Bandung Barat, (Mitraenamdua.com)_ Sebanyak 80 warga dari Kota Baru Parahyangan melalui kuasa hukumnya menyampaikan keberatan atas penetapan Nilai Jual Objek Pajak (NJOP) di kawasan tersebut. Keberatan ini telah dilayangkan secara resmi kepada Bupati Bandung Barat.
Kepala Badan Pendapatan Daerah (BAPENDA) Kabupaten Bandung Barat, Duddi Prabowo, menyatakan bahwa pihaknya telah melakukan penetapan NJOP sesuai dengan ketentuan perundang-undangan yang berlaku. Senin, (09/09/2024).

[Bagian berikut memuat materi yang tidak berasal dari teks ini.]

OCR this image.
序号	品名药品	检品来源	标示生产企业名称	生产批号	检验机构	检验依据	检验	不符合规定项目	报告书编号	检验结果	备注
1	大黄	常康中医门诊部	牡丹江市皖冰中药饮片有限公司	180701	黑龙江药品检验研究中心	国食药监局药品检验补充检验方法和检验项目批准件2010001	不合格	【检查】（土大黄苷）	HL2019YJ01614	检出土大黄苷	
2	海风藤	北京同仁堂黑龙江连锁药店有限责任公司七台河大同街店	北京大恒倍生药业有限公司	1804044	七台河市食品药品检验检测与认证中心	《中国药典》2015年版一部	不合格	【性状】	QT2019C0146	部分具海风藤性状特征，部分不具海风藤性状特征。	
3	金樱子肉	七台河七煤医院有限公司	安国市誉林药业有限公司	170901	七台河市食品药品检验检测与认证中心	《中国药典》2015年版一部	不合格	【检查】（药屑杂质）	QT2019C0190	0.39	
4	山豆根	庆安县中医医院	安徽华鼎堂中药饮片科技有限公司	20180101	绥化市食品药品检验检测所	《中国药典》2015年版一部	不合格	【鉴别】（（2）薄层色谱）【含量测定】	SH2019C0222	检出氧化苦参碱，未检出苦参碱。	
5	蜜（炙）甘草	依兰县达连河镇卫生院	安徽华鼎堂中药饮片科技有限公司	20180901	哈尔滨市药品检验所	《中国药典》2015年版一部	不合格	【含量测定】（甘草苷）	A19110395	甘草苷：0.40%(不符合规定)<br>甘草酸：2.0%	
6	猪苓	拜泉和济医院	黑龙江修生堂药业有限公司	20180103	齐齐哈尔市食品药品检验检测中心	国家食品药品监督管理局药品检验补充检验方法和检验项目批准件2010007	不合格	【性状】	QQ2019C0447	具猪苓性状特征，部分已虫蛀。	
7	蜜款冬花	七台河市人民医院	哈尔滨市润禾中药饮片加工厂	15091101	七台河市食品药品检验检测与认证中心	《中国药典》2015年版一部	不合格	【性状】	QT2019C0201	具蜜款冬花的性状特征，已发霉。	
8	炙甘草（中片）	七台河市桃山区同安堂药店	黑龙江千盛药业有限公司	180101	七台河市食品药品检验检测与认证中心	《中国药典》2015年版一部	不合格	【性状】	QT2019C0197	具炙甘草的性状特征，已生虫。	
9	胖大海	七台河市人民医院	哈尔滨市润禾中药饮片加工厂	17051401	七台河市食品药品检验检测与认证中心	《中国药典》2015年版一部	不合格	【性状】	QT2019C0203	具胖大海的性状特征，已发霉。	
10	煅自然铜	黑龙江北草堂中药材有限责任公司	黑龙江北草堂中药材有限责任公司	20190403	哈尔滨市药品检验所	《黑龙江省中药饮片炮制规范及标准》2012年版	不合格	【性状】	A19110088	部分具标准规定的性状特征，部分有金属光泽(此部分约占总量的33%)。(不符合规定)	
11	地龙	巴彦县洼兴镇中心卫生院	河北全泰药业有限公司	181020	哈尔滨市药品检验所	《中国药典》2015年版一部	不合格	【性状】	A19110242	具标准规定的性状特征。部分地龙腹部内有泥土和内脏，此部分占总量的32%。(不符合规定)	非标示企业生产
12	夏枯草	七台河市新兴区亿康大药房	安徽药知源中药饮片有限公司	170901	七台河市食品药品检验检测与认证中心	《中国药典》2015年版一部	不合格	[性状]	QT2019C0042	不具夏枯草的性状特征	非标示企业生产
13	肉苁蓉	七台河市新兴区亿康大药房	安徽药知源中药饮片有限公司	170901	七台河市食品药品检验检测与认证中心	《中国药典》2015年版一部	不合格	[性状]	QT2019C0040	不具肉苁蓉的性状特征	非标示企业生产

“Kami telah menerima surat keberatan dari 80 warga Kota Baru Parahyangan terkait NJOP. Hari ini, kami berdiskusi dengan Sekda Kabupaten Bandung Barat, sesuai dengan arahan Penjabat Bupati. Secara normatif, apa yang telah kami lakukan sudah sesuai dengan ketentuan hukum yang berlaku, mulai dari Undang-Undang Nomor 1 Tahun 2022 tentang Hubungan Keuangan antara Pemerintah Pusat dan Pemerintah Daerah, Peraturan Bupati, dan Keputusan Bupati,” ungkap Duddi Prabowo saat diwawancarai.
Duddi menjelaskan bahwa penetapan NJOP ini didasarkan pada kajian konsultan, bukan sekadar keputusan sepihak.
“Kami menetapkan NJOP ini berdasarkan hasil kajian konsultan. Memang ada selisih yang signifikan antara harga pasar di Kota Baru Parahyangan dengan NJOP yang kami tetapkan. Saat ini, NJOP berada di kisaran Rp5 hingga Rp8 juta per meter persegi, sedangkan harga pasar berkisar antara Rp12 hingga Rp20 juta per meter persegi,” jelasnya.
Lebih lanjut, Duddi menegaskan bahwa warga memiliki hak untuk menyampaikan keberatan, dan pihaknya akan mempertimbangkan masukan tersebut.
“Hak warga negara atau wajib pajak untuk mengajukan keberatan tentu kami hargai. Namun, perlu diperhatikan bahwa penetapan NJOP ini sudah ditetapkan dalam Anggaran Pendapatan dan Belanja Daerah (APBD) yang sedang berjalan, dan mayoritas masyarakat juga sudah membayar,” tambahnya.
Duddi juga menyoroti pentingnya penerimaan pajak sebagai salah satu sumber pendapatan utama bagi Kabupaten Bandung Barat.
“Pajak masih menjadi salah satu sumber pendapatan daerah unggulan, termasuk Pajak Bumi dan Bangunan (PBB) serta Bea Perolehan Hak atas Tanah dan Bangunan (BPHTB), yang menyumbang hampir 40% Pendapatan Asli Daerah (PAD) Kabupaten Bandung Barat. Ini merupakan potensi besar yang perlu dioptimalkan,” tegasnya.
Menanggapi keberatan warga, Duddi menyatakan bahwa pihaknya siap untuk membuka ruang dialog dan mencari solusi terbaik, termasuk mempertimbangkan penyesuaian NJOP di masa mendatang.
“Ada saluran yang bisa digunakan warga sesuai amanat undang-undang, termasuk dalam Perda. Kami akan terus berupaya mencari solusi terbaik yang adil bagi semua pihak,” pungkasnya.
Catatan Redaksi : Dengan adanya dialog ini, diharapkan dapat tercapai kesepakatan yang adil dan sesuai dengan kondisi di lapangan, sehingga kepentingan pemerintah daerah dan masyarakat dapat sejalan dalam pembangunan Kabupaten Bandung Barat.